Run Info & Dependency Chain (report footer)
Place the run metadata and dependency chain at the END of the report, after Performance Results. Use bulleted form, omit the event/Status fields, and show both nightly URLs as full URLs (no [report](...) link):
## Run Info
- **Workflow**: <workflow name>
- **Branch**: <head_branch>
- **URL**: <html_url>
- **Previous nightly**: <prev_html_url>
## Dependency Chain
| Repo | Commit | Link |
|------|--------|------|
| tt-xla | `<short_sha>` | [full SHA](https://github.com/tenstorrent/tt-xla/commit/<sha>) |
| tt-mlir | `<short_sha>` | [full SHA](https://github.com/tenstorrent/tt-mlir/commit/<sha>) |
| tt-metal | `<short_sha>` | [full SHA](https://github.com/tenstorrent/tt-metal/commit/<sha>) |
The filename already encodes the run date — no need for an "updated on" line in the body.
Scripts
Two helper scripts are bundled:
scripts/fetch_perf_reports.py
Batch-downloads all perf report artifacts for a run and extracts metrics.

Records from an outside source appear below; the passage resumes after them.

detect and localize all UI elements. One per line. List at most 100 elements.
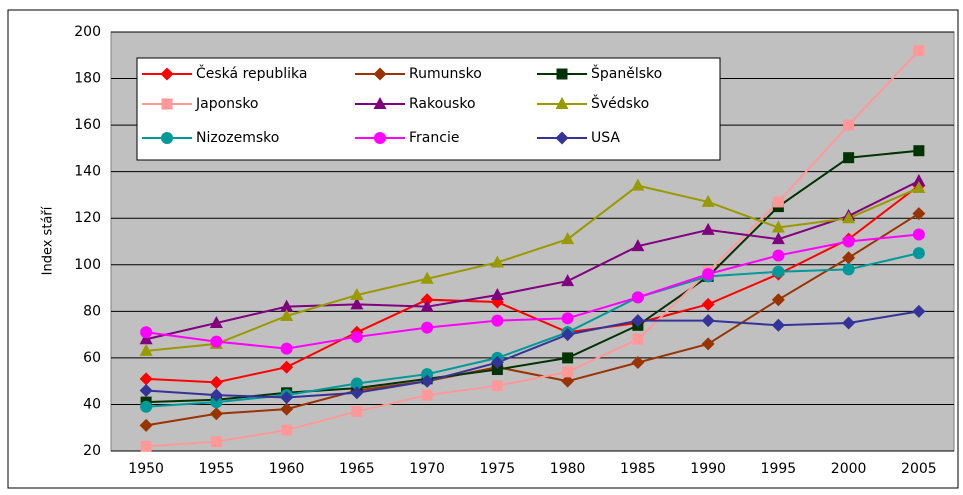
y-tick-label: 160 — [74, 117, 101, 133]
marker — [209, 375, 223, 389]
marker — [421, 368, 434, 381]
legend-label: Švédsko — [591, 94, 649, 112]
legend-marker — [374, 132, 386, 144]
marker — [912, 228, 925, 241]
x-tick-label: 1980 — [550, 461, 586, 477]
marker — [491, 364, 503, 376]
marker — [491, 380, 503, 392]
series-line — [145, 212, 920, 427]
y-axis-label: Index stáří — [41, 206, 56, 275]
y-tick-label: 80 — [83, 303, 101, 319]
marker — [631, 178, 645, 191]
marker — [701, 297, 715, 311]
legend-label: Francie — [409, 130, 459, 146]
marker — [280, 390, 294, 404]
marker — [280, 342, 293, 355]
marker — [561, 232, 575, 245]
marker — [209, 315, 223, 328]
marker — [772, 196, 784, 208]
x-tick-label: 1955 — [199, 461, 235, 477]
series-line — [146, 184, 920, 384]
marker — [210, 436, 222, 448]
legend-label: Španělsko — [591, 64, 662, 82]
marker — [842, 263, 855, 276]
marker — [702, 268, 715, 281]
x-tick-label: 1990 — [690, 461, 726, 477]
marker — [772, 265, 785, 278]
marker — [843, 152, 855, 164]
marker — [631, 239, 645, 252]
marker — [842, 316, 856, 330]
marker — [280, 308, 294, 321]
marker — [139, 383, 153, 397]
marker — [913, 145, 925, 157]
y-tick-label: 200 — [74, 24, 101, 40]
marker — [842, 235, 855, 248]
y-tick-label: 100 — [74, 257, 101, 273]
marker — [561, 274, 575, 287]
x-tick-label: 2000 — [831, 461, 867, 477]
marker — [280, 299, 294, 312]
series-line — [146, 184, 920, 352]
x-tick-label: 1995 — [761, 461, 797, 477]
marker — [350, 297, 364, 310]
y-tick-label: 60 — [83, 350, 101, 366]
y-tick-label: 180 — [74, 71, 101, 87]
marker — [490, 288, 504, 301]
marker — [210, 396, 223, 409]
legend-label: Rumunsko — [409, 66, 482, 82]
marker — [562, 366, 574, 378]
legend-label: Česká republika — [196, 64, 308, 82]
legend-marker — [160, 67, 174, 81]
legend-label: Rakousko — [409, 96, 476, 112]
marker — [561, 312, 574, 325]
marker — [139, 418, 153, 432]
marker — [351, 405, 363, 417]
series-line — [145, 180, 920, 341]
marker — [912, 304, 926, 318]
legend-marker — [373, 97, 387, 109]
marker — [350, 386, 364, 400]
marker — [842, 251, 856, 265]
marker — [421, 321, 434, 334]
marker — [912, 207, 926, 221]
legend-marker — [373, 67, 387, 81]
x-tick-label: 1960 — [269, 461, 305, 477]
marker — [842, 211, 856, 224]
marker — [140, 400, 153, 413]
marker — [912, 173, 926, 186]
x-tick-label: 1975 — [480, 461, 516, 477]
series-line — [146, 310, 920, 399]
marker — [701, 194, 715, 207]
legend-marker — [555, 131, 569, 145]
x-tick-label: 1985 — [620, 461, 656, 477]
marker — [561, 328, 575, 342]
x-tick-label: 1970 — [409, 461, 445, 477]
marker — [771, 318, 785, 332]
marker — [350, 377, 363, 390]
marker — [631, 356, 645, 370]
marker — [420, 271, 434, 284]
marker — [280, 360, 294, 374]
marker — [912, 180, 926, 193]
marker — [281, 424, 293, 436]
marker — [209, 388, 223, 402]
legend-marker — [556, 68, 568, 80]
legend-label: Nizozemsko — [196, 130, 279, 146]
marker — [209, 407, 223, 421]
marker — [631, 314, 645, 328]
x-tick-label: 1950 — [128, 461, 164, 477]
legend-marker — [161, 98, 173, 110]
legend-label: USA — [591, 130, 620, 146]
marker — [490, 356, 504, 370]
marker — [772, 249, 785, 262]
marker — [701, 222, 715, 235]
legend-marker — [161, 132, 173, 144]
legend-marker — [555, 97, 569, 109]
marker — [771, 232, 785, 245]
marker — [701, 314, 715, 328]
marker — [140, 326, 153, 339]
marker — [701, 337, 715, 351]
marker — [631, 291, 644, 304]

python <skill-path>/scripts/fetch_perf_reports.py <RUN_ID> --output-dir /tmp/perf_reports_<RUN_ID>
Output: summary.json with per-model metrics.
scripts/compare_nightlies.py
Compares perf between two runs and categorizes models as regression/improvement/stable.

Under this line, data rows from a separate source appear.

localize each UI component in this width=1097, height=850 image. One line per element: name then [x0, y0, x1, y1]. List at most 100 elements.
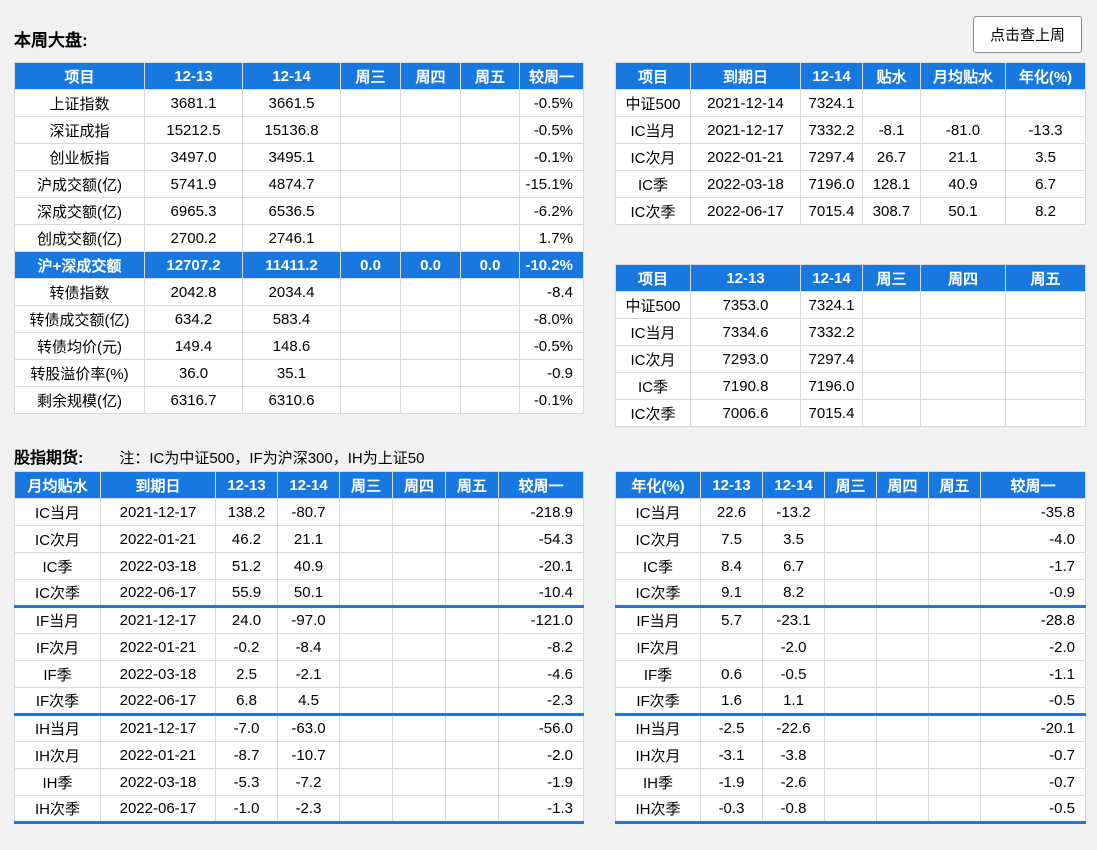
table-row: IF当月 5.7 -23.1 -28.8	[615, 606, 1086, 634]
row-label: IC次季	[615, 197, 691, 225]
cell-value	[876, 633, 929, 661]
cell-value	[392, 714, 446, 742]
cell-value: -35.8	[980, 498, 1086, 526]
cell-value	[1005, 291, 1086, 319]
column-header: 12-14	[800, 264, 863, 292]
table-row: IF当月 2021-12-17 24.0 -97.0 -121.0	[14, 606, 584, 634]
cell-value	[400, 224, 461, 252]
cell-value	[340, 332, 401, 360]
header-row: 项目 12-13 12-14 周三 周四 周五 较周一	[14, 62, 584, 90]
cell-value: -1.7	[980, 552, 1086, 580]
table-row: IC次月 2022-01-21 7297.4 26.7 21.1 3.5	[615, 143, 1086, 171]
cell-value: -15.1%	[519, 170, 584, 198]
table-row: IC当月 2021-12-17 7332.2 -8.1 -81.0 -13.3	[615, 116, 1086, 144]
cell-value	[400, 278, 461, 306]
cell-value	[340, 359, 401, 387]
cell-value	[445, 741, 499, 769]
cell-value	[824, 687, 877, 716]
column-header: 月均贴水	[14, 471, 101, 499]
column-header: 12-13	[215, 471, 278, 499]
cell-value	[340, 170, 401, 198]
cell-value: -0.1%	[519, 386, 584, 414]
cell-value	[876, 579, 929, 608]
cell-value	[824, 606, 877, 634]
cell-value	[339, 687, 393, 716]
cell-value: 6536.5	[242, 197, 341, 225]
cell-value	[862, 372, 921, 400]
cell-value	[824, 795, 877, 824]
cell-value	[928, 714, 981, 742]
cell-value: 2022-03-18	[690, 170, 801, 198]
cell-value: 2021-12-17	[690, 116, 801, 144]
cell-value: -13.3	[1005, 116, 1086, 144]
cell-value: 148.6	[242, 332, 341, 360]
row-label: IC当月	[14, 498, 101, 526]
cell-value: 3681.1	[144, 89, 243, 117]
cell-value	[340, 116, 401, 144]
cell-value	[339, 579, 393, 608]
cell-value: -2.3	[498, 687, 584, 716]
cell-value	[928, 660, 981, 688]
table-row: IC当月 2021-12-17 138.2 -80.7 -218.9	[14, 498, 584, 526]
cell-value	[400, 143, 461, 171]
row-label: IC次季	[615, 399, 691, 427]
row-label: 剩余规模(亿)	[14, 386, 145, 414]
cell-value	[392, 525, 446, 553]
cell-value: 35.1	[242, 359, 341, 387]
cell-value: 11411.2	[242, 251, 341, 279]
cell-value: -1.0	[215, 795, 278, 824]
cell-value	[928, 606, 981, 634]
cell-value: 22.6	[700, 498, 763, 526]
cell-value: -0.2	[215, 633, 278, 661]
cell-value: 7334.6	[690, 318, 801, 346]
table-row: 创业板指 3497.0 3495.1 -0.1%	[14, 143, 584, 171]
cell-value: 8.2	[762, 579, 825, 608]
cell-value: 2022-06-17	[100, 795, 216, 824]
cell-value: 6.8	[215, 687, 278, 716]
row-label: 转股溢价率(%)	[14, 359, 145, 387]
cell-value	[876, 741, 929, 769]
cell-value: 2021-12-17	[100, 498, 216, 526]
cell-value	[876, 606, 929, 634]
cell-value	[460, 359, 520, 387]
cell-value: 6.7	[1005, 170, 1086, 198]
cell-value: -3.1	[700, 741, 763, 769]
futures-label: 股指期货:	[14, 450, 84, 467]
table-row: IF次季 2022-06-17 6.8 4.5 -2.3	[14, 687, 584, 716]
cell-value	[876, 498, 929, 526]
column-header: 年化(%)	[615, 471, 701, 499]
row-label: IH当月	[615, 714, 701, 742]
row-label: IH当月	[14, 714, 101, 742]
cell-value	[400, 116, 461, 144]
row-label: 上证指数	[14, 89, 145, 117]
cell-value: 12707.2	[144, 251, 243, 279]
cell-value	[824, 498, 877, 526]
cell-value	[445, 687, 499, 716]
row-label: IC次月	[615, 345, 691, 373]
cell-value	[339, 660, 393, 688]
cell-value: 634.2	[144, 305, 243, 333]
cell-value: -0.7	[980, 768, 1086, 796]
table-row: IF次季 1.6 1.1 -0.5	[615, 687, 1086, 716]
column-header: 周五	[460, 62, 520, 90]
cell-value: -8.7	[215, 741, 278, 769]
cell-value: 3495.1	[242, 143, 341, 171]
table-row: 剩余规模(亿) 6316.7 6310.6 -0.1%	[14, 386, 584, 414]
cell-value: -0.7	[980, 741, 1086, 769]
cell-value	[824, 525, 877, 553]
cell-value: -1.3	[498, 795, 584, 824]
view-last-week-button[interactable]: 点击查上周	[972, 16, 1082, 53]
table-row: IC季 8.4 6.7 -1.7	[615, 552, 1086, 580]
column-header: 项目	[14, 62, 145, 90]
table-row: 深成交额(亿) 6965.3 6536.5 -6.2%	[14, 197, 584, 225]
cell-value: -0.5	[980, 687, 1086, 716]
cell-value: -8.4	[519, 278, 584, 306]
cell-value: 149.4	[144, 332, 243, 360]
column-header: 较周一	[519, 62, 584, 90]
table-row: 深证成指 15212.5 15136.8 -0.5%	[14, 116, 584, 144]
table-row: IC次月 2022-01-21 46.2 21.1 -54.3	[14, 525, 584, 553]
cell-value: 6965.3	[144, 197, 243, 225]
column-header: 周四	[876, 471, 929, 499]
cell-value	[460, 89, 520, 117]
cell-value	[1005, 318, 1086, 346]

python <skill-path>/scripts/compare_nightlies.py <CURRENT_RUN_ID> <PREVIOUS_RUN_ID> \
--output-dir /tmp/perf_compare_<RUN_ID> --threshold 5
Output: comparison.json with per-model diffs. Convention: positive % = faster (improvement), negative % = slower (regression). Use --threshold 5 so the report can apply asymmetric thresholds (regressions ≤ -10%, improvements ≥ +5%) at filter time.
Notes
- The
gh CLI must be authenticated with access to tenstorrent/tt-xla (and tenstorrent/tt-mlir for commit chain resolution).
- Artifact downloads require appropriate permissions. If an artifact has expired (default 90 days), note it in the report.
- For very large runs (nightly has 50+ jobs), use the bundled scripts to batch-process artifacts rather than downloading one by one.
- Device perf measurements (
device_fw_duration) are only present when the workflow ran with skip-device-perf: false AND the device perf step succeeded. Their absence is not an error.
- When Glean returns no results for a failure, note that explicitly in the report — a novel error with no prior context is itself important.
- The CI
Check perf regression job is unreliable; always run compare_nightlies.py to derive regressions and improvements yourself. Summary thresholds are asymmetric: regressions surface at diff_percent <= -10, improvements at diff_percent >= +5. Detail tables show all |diff_percent| >= 5.